Les voitures compactes à l’agonie aux États-Unis
L’avenir des voitures compactes, berlines et citadines est incertain aux États-Unis, où le boom des 4X4 de ville et des camionnettes à plateau a poussé les champions locaux à abandonner progressivement leur production faute de rentabilité.
Dopée par la flambée inédite des prix du pétrole en 2008 et la crise financière, la demande pour ces « petites » voitures s’est complètement effondrée ces trois dernières années, laissant les constructeurs avec des usines en surcapacité. Ce retournement du marché s’observe actuellement au salon automobile de Detroit, où les annonces majeures des fleurons du secteur portent essentiellement sur les VUS (véhicules utilitaires sport), les pickups et les véhicules métis. Le groupe allemand Volkswagen fait partie des rares à y présenter une berline, la Passat, comme nouveau modèle devant être commercialisé en Amérique du Nord dans les prochains mois.

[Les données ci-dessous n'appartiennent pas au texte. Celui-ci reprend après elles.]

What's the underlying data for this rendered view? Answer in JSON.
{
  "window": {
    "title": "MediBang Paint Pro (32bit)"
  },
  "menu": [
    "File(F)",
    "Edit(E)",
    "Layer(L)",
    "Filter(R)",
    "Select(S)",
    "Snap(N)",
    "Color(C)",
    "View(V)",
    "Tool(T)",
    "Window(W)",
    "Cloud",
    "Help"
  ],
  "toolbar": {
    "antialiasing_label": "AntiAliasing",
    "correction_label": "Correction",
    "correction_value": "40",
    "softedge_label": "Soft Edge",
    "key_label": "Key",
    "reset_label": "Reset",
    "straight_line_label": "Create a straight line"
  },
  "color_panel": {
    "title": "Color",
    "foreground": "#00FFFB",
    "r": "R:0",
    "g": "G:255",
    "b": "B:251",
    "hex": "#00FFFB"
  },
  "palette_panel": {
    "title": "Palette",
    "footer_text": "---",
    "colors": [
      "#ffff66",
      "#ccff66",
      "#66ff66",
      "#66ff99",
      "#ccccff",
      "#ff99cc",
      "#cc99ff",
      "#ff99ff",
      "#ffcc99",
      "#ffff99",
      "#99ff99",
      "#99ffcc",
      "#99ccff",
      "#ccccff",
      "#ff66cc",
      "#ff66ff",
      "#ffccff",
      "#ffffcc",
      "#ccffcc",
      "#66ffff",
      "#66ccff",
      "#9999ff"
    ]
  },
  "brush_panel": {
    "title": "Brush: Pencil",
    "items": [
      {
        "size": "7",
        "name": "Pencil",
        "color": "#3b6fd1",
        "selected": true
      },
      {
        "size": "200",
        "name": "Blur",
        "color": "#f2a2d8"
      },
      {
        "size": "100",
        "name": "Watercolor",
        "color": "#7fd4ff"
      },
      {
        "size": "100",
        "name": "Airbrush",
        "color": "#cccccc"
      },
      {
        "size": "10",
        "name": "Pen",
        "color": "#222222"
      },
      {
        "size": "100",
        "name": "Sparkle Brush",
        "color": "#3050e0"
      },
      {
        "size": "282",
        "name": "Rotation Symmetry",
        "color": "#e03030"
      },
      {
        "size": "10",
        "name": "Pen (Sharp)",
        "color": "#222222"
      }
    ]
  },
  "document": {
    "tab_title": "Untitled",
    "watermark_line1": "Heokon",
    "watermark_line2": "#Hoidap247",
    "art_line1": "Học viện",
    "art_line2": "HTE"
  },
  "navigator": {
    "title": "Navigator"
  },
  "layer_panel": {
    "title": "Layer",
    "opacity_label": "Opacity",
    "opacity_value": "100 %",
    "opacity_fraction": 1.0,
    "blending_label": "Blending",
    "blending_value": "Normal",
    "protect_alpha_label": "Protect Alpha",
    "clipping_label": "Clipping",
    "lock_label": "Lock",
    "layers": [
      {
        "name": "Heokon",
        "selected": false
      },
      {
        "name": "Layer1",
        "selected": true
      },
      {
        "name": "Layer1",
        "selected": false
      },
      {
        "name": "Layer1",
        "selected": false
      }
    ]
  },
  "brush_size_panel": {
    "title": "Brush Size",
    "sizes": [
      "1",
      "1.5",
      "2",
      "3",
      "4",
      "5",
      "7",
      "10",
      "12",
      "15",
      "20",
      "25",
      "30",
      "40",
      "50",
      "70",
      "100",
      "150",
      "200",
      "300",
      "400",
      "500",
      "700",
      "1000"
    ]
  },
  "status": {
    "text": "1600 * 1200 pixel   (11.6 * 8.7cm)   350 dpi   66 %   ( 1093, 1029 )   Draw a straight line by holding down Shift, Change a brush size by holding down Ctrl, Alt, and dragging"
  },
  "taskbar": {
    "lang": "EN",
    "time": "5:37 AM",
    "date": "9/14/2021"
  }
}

« Les constructeurs automobiles admettent ainsi que le boom des métis et des VUS se poursuit », en déduit Michelle Krebs, analyste chez AutoTrader. Les ventes des voitures tradition- nelles devraient s’effondrer et ne plus représenter que 21,5 % du marché automobile américain d’ici 2025, selon le cabinet LMC Automotive. L’an dernier, elles comptaient pour 31,2 % des nouvelles immatriculations, alors qu’elles représentaient encore la moitié de la demande il y a six ans.
Leur brusque dégringolade a coïncidé avec la renaissance de l’automobile américaine et la chute des prix de l’essence à la pompe, sur fond de reprise économique aux États-Unis. Symbole de ce désamour, la Toyota Camry, la Honda Accord, la Ford Fusion, la Nissan Altima, modèles populaires, ont vu leurs ventes plonger en 2018 de respectivement 11,3 %, 9,8 %, 17,2 % et 18 %. Les choses devraient empirer dans les prochains mois, estiment les analystes. Dans le même temps, les ventes de VUS ont flambé de 87 % depuis 2013, de sorte qu’ils devraient représenter environ 40 % du marché d’ici 2025, selon LMC Automotive.
Pour coller aux goûts des consommateurs et tenter de résoudre les problèmes de surcapacité, le « Big Three » américain a décidé d’appliquer une solution radicale. GM a annoncé fin novembre renoncer à six modèles. Pour sa part, « Ford perd environ 800 millions de dollars par an en vendant des compactes en Amérique du Nord», justifie Bob Shanks, le directeur financier du groupe.
Fiat Chrysler, dont le défunt p.-d. g. Sergio Marchionne avait été le premier à amorcer un désengagement des voitures compactes dès 2016, en mettant fin à la production de la Dodge Dart et de la Chrysler 200 pour se focaliser sur les VUS Jeep et les pickups RAM, a vu son action flamber à la suite de ce pari. Elle a plus que doublé en trois ans.
Outre l’effondrement de la demande, les «petites» voitures ont vu également fondre leur avantage en matière d’économie de carburant.
Les constructeurs asiatiques, comme Toyota et Honda, croient, eux, que les «petites» voitures ont encore leur place dans les usines américaines et maintiennent leur confiance. « Il y a encore 5,2 millions de véhicules vendus sur ce créneau et ça reste un gros marché sur le plan mondial et un sur lequel nous restons engagés », explique Robert Carter, responsable des ventes chez Toyota.